Bontemps: Much like Milwaukee, the Lakers have had some massive wins in the undrafted market. The first example was Alex Caruso, although the Lakers chose to let him leave as a free agent when they deemed his four-year, $37 million deal in 2021 to be an overpay. That’s one the Lakers would love to have back.
And, like the Bucks, they’ve also had some success in the rehabilitation market, specifically with forward Rui Hachimura. No, the Lakers didn’t draft him with the No. 9 pick in 2019, but they did acquire him in the final year of his rookie deal, and after a successful playoff run signed him to a three-year, $48 million pact that has turned into a very solid deal for a guy who has started for most of the past two seasons and to begin 2025-26.
The way the Caruso situation played out brings up an interesting question on a much grander (and more expensive) scale next summer: Could the same thing happen with Austin Reaves, who has a $14.9 million player option for next season and could become an unrestricted free agent?
Massive scoring games Sunday against the Sacramento Kings and Monday against the Portland Trail Blazers with Doncic and LeBron James sitting out is the kind of thing Reaves and his representation will be able to sell to teams next summer.

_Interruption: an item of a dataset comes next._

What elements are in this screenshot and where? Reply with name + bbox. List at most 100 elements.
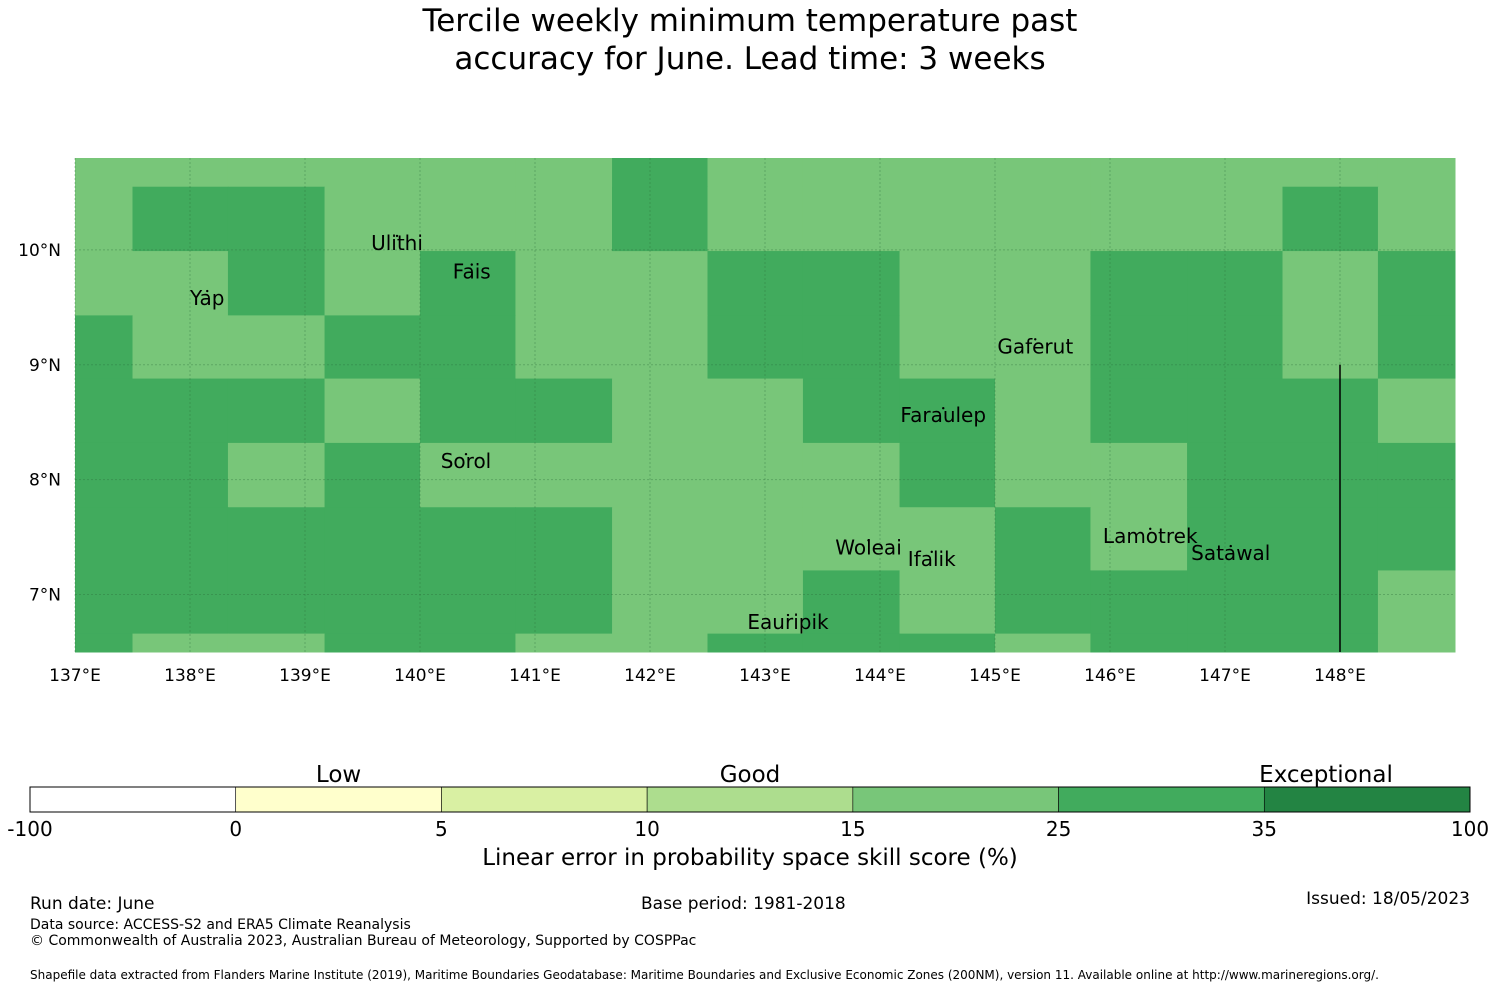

Could that lead to him getting a number outside L.A.’s preferred price range as the Lakers build around Doncic?
“He’s always been a very good player, but now he’s in a role where he can have the ball and generate a lot of offense,” a West executive of Reaves. “Someone is going to pay him a lot of money next summer.”
The belief around the league is that $30 million per year is the absolute baseline for Reaves’ services. (There are currently 59 NBA players making at least that much.)
Another executive theorized that with Reaves being able to get as much as four years and roughly $180 million from another team in free agency, that a five-year deal for more total dollars could be a good compromise to get a deal done to keep Reaves in L.A.